Analizzando il dato ma pro-capite e a parità di potere di acquisto, l’Italia è sotto la media Ocse con 2.545 dollari contro 3.038, mentre sempre i maggiori partner Ue sono rispettivamente il Regno Unito a 3.158 dollari pro-capite, la Francia a 4.141 e la Germania a 5.056. Al top questa volta ci sono gli Stati Uniti che superano la Norvegia con 8.949 dollari pro-capite contro i 5.289 del paese del Nord Europa, mentre in coda resta il Messico con 586 dollari pro-capite.
Il tasso di crescita annuo delle spese pubbliche (o di assicurazione assicurazione obbligatoria) è di 2,7 come media Ocse, ma l’Italia ferma a 0,7 e in testa alla classifica la Corea con 10,7, mentre in coda c’è ancora una volta la Grecia con -1,3.
Per quanto riguarda la spesa diretta dei cittadini (out of pocket), l’Italia registra una percentuale relativamente al di sotto della media Ocse, con il 23,08% contro il 29,22%, anche se in questa classifica i maggiori partner Ue sono tutti al di sotto, con il Regno Unito a 15,96%, la Germania a 12,33% e la Francia addirittura ultima in classifica con il 9,38 per cento. Il quadro cambia se si prende la spesa pro-capite a parità di potere di acquisito: l’Italia con 791 dollari supera la media Ocse ferma a 716 e sopra la media Ocse degli altri maggiori partner c’è anche la Germania con 738 dollari, mentre Regno Unito (629) e Francia (463) restano al di sotto, anche se questa volta ultima della classifica è la Turchia con 206 dollari e prima la Svizzera con 2.069.
Infine, il documento Ocse ha un capitolo sulla spesa i prodotti farmaceutici. La spesa corrente in percentuale (medicinali prescritti e da banco) assieme a quelle che l’Ocse definisce “altre spese mediche non durevoli” (che secondo le definizioni Istat sono i prodotti per la cura della persona), è del 17,5% in Italia e del 16,1% nella media Ocse, con tutti i maggiori partner Ue che registrano un’incidenza minore (Germania 14,1%; Francia 13,2%; Regno Unito 11,9%) e con l’Ungheria al top (27,9%) e la Danimarca fanalino di coda (6,3%).

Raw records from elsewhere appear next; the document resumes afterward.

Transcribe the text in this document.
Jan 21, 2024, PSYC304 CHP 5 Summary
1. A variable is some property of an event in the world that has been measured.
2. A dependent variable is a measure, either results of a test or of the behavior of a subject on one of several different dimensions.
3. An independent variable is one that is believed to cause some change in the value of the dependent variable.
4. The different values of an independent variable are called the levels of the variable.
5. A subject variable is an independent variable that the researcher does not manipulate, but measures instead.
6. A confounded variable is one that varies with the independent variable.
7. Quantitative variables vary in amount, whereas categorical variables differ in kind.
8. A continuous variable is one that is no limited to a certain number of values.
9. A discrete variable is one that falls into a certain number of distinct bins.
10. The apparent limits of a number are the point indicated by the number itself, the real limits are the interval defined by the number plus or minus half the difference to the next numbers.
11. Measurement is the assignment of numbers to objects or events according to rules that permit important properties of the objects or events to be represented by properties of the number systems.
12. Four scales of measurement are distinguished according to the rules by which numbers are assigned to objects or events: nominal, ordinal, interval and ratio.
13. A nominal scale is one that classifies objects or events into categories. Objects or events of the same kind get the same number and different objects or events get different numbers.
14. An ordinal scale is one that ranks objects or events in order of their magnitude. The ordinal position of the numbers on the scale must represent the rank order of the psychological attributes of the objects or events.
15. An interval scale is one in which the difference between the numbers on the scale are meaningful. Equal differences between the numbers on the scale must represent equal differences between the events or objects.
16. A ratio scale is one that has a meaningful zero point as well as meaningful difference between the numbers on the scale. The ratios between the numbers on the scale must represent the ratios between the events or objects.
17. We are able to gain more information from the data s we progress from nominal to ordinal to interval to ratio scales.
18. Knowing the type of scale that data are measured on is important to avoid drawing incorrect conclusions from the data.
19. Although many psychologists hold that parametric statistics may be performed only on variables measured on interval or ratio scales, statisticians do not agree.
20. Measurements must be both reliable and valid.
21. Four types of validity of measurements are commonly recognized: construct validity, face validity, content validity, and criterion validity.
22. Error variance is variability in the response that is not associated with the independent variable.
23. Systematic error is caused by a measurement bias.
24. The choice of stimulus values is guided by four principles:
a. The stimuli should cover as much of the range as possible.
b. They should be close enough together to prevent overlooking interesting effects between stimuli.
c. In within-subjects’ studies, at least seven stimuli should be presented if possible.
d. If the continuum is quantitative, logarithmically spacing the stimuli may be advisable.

Cambia poco la classifica questa volta considerando la spesa pro-capite a parità di potere di acquisto: l’Italia è a 601 dollari, la media Ocse a 553. Ma dei maggiori partner Ue, è sempre al di sotto il Regno Unito con 469 dollari, mentre volano al di sopra dell’Italia Francia (653) e Germania (823). Il valore più elevato è quello degli Stati Uniti che superano la Svizzera con 1.220 dollari contro 963, mentre in coda c’è questa volta la Turchia con 120 dollari pro-capite.
La contrazione della spesa pubblica per la sanità degli ultimi anni è dimostrata dal fatto che, di fronte alla crisi del “coronavirus”, mancano letti di degenza, mancano letti di terapia intensiva, mancano medici, infermieri ed operatori sanitari. Non sono stati rimpiazzati i 10.000 medici ed i 25.000 infermieri ed operatori sanitari andati in pensione. Numerosi farmaci già “gratuiti” sono diventati a pagamento, passando dalla Fascia A alla Fascia B. Inoltre, l’allungamento dei tempi di attesa, indica chiaramente che il servizio è peggiorato.
Una riflessione seria, dunque, va fatta.